Removes Docker from the launch host entirely for the fixed image, and the launch host needs no OCI/rootfs tooling — just fetch + boot. The build-time cache / build-time-egress open problems a from-scratch build would face don't arise: the launch host never builds, it downloads a finished disk.
Stage 3 — User Dockerfiles built in a builder VM (the unlock)
The variable part — a user's own agent Dockerfile — builds inside a
throwaway (or persistent) Firecracker builder VM running buildah/podman
(rootless, daemonless) or a full in-guest dockerd. The host runs no Docker.

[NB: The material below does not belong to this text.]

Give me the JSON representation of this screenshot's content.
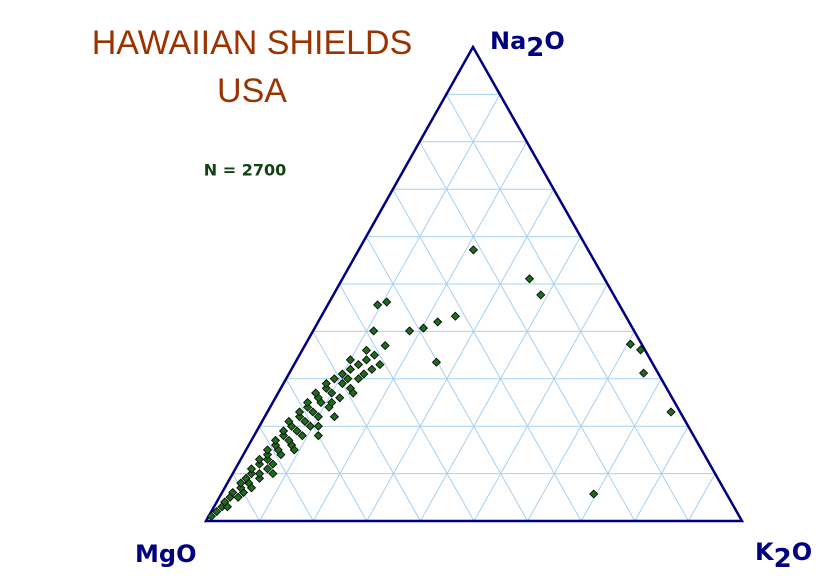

Bonus: an untrusted Dockerfile executes in a disposable VM, which is more
isolated than docker build on the host.
With this, launch touches no host Docker → the backend is rootless → the
dedicated CI-runner user needs no docker group. This is the stage that
unblocks the minimal-runner / coverage-CI work.
Open problems to solve here (prototype first):
- Build cache. No Docker layer cache; a persistent cache disk on the
builder VM (or content-addressed rootfs cache) so rebuilds aren't full
re-
apt. - Build-time egress.
apt/pulls need network → through the sidecar, which is itself built earlier → nix-built fixed images break the chicken-and-egg (nothing needs Docker to come up).

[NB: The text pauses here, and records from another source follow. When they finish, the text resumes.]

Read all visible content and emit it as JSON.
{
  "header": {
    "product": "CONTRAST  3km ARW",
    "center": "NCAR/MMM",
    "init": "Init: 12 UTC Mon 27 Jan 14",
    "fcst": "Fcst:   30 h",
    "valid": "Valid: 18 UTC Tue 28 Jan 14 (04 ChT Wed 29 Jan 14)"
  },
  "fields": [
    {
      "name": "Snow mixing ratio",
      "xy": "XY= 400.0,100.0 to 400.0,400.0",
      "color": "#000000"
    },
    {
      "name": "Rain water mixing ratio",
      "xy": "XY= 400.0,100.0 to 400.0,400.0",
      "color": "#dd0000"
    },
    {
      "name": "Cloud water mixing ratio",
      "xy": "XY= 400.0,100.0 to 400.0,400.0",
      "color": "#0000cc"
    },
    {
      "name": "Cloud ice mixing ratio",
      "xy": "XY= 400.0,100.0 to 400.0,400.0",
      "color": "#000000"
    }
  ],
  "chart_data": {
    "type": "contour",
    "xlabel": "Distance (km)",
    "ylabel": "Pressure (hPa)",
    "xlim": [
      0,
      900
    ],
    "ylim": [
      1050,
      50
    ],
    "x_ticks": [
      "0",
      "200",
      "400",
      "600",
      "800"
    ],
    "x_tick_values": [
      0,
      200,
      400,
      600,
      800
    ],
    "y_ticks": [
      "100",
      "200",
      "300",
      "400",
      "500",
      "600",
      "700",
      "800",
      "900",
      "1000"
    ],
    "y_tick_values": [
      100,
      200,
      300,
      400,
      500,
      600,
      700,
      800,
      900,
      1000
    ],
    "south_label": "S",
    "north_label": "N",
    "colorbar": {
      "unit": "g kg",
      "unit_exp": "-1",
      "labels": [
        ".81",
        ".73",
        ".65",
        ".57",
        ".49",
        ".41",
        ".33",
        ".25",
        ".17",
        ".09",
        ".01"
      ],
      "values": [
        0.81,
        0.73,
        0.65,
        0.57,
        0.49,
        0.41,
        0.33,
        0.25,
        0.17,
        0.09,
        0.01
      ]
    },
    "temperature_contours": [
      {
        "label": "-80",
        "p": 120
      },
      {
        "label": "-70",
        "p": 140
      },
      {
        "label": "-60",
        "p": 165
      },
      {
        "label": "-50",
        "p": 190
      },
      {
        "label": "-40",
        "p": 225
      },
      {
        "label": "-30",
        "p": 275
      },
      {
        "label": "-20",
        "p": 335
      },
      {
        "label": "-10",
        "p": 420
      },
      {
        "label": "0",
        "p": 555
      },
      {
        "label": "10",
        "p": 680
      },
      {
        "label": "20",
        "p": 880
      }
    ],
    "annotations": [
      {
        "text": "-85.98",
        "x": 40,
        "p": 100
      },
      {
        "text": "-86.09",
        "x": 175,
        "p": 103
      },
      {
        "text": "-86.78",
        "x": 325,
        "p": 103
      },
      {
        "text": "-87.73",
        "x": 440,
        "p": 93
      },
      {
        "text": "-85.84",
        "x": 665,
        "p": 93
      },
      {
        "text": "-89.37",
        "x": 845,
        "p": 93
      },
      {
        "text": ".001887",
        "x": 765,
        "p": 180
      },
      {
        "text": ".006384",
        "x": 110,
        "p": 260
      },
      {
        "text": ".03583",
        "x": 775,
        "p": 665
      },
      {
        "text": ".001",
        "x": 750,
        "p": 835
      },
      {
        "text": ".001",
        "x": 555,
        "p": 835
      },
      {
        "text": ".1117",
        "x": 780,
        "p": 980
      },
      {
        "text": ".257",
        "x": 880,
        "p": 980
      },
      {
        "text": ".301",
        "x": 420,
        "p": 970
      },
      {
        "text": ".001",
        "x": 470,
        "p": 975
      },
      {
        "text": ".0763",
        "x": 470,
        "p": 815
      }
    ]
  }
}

Stage 4 — Sidecar (and builder) as Firecracker VMs
Full firecracker-native: the sidecar is a VM on its own TAP; agent VM →
sidecar VM is VM-to-VM, so the host forwards bbfcN → sidecar TAP and the
nft table grows forward rules (today it drops all non-DNAT'd egress). A
per-host sidecar VM makes the boot/memory overhead amortized and gives a
stable IP every agent points at.
Security considerations
- Secret concentration. Per-bottle sidecars isolate secrets at the process boundary — each holds only its bottle's tokens/keys. A host sidecar concentrates all bottles' secrets in one long-lived process and shifts isolation to application-level (correct source-IP keying). A single attribution bug leaks bottle A's token into bottle B's request — a class of bug that can't exist per-bottle. Mitigation: lean on the unspoofable TAP+nft attribution; consider keeping the most secret-dense service (git-gate) per-bottle.

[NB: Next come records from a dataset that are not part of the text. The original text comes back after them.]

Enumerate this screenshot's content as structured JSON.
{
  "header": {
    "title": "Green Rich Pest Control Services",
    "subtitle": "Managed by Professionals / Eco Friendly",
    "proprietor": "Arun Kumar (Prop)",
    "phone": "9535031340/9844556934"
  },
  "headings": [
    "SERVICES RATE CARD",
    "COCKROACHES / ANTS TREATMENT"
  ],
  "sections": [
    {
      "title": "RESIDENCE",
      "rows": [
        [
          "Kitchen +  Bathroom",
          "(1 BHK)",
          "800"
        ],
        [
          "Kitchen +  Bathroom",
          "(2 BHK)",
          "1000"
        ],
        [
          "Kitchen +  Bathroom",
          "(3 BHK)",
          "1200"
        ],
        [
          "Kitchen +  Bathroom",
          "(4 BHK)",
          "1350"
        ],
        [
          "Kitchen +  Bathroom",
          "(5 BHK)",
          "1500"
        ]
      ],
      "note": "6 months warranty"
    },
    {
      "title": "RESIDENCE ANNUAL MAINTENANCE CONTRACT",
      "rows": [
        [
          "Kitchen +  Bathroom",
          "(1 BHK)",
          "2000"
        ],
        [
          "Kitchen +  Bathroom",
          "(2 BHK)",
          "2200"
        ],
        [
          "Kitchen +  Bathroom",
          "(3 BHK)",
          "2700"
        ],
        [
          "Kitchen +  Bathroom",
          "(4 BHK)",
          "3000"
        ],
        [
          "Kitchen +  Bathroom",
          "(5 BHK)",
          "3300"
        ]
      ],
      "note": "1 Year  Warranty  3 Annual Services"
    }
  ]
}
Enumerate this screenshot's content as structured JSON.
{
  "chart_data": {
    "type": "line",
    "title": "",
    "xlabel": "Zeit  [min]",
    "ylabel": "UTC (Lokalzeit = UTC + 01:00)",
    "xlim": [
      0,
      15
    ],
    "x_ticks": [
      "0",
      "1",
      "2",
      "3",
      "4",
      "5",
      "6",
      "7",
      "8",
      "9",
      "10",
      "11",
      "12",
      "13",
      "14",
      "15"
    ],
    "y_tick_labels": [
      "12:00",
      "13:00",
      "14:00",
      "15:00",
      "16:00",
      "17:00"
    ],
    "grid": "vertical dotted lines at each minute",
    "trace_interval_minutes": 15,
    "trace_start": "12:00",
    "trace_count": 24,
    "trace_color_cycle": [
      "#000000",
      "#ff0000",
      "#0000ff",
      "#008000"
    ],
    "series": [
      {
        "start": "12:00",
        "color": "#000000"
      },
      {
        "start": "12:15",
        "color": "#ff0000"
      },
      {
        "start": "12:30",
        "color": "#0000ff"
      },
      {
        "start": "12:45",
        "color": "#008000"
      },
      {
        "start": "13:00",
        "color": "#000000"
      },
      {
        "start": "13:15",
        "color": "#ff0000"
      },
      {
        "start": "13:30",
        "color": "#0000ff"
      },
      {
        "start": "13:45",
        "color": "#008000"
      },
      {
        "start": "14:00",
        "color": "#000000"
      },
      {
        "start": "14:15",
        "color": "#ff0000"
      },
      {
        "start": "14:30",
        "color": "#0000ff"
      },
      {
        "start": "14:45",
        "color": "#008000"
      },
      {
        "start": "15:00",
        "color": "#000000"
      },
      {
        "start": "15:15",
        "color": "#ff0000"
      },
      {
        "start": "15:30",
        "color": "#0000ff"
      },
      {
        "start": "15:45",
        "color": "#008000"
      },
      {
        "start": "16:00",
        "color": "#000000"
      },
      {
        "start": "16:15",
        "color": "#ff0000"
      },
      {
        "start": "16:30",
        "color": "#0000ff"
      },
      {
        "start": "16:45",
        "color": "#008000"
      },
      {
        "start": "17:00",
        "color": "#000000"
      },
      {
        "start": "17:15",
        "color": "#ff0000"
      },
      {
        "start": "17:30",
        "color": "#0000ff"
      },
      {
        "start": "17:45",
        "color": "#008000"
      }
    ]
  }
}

- Build isolation improves. Running untrusted Dockerfiles in a
disposable VM is stronger than host
docker build. - Shared fate. A host sidecar crash/compromise now affects every bottle.
Open questions
- Build cache design (per-builder-VM disk vs content-addressed host cache).
- VM-to-VM routing + the nft forward rules for a sidecar VM.
- Control-plane shape for dynamic per-bottle sidecar config + live reload.
- Whether egress is worth sharing given the secret-concentration tradeoff, or only supervise (+ keep egress/git-gate per-bottle for now).
Rollout / relation to other work
- Stages 1–2 are high-value and comparatively cheap; Stage 3 is the unlock for rootless launch and the paused dedicated-runner work; Stage 4 is the pure finish and the most networking effort.
- Prototype Stage 3 first ("Dockerfile → agent rootfs, inside a Firecracker VM, cached, with build-time egress"): if that's ergonomic and fast, the rest follows.
- Related: #347 (rootless rootfs ownership — subsumed by nix-built fixed images + the in-VM builder), and the deferred coverage CI gate / gitea runner (blocked on Stage 3).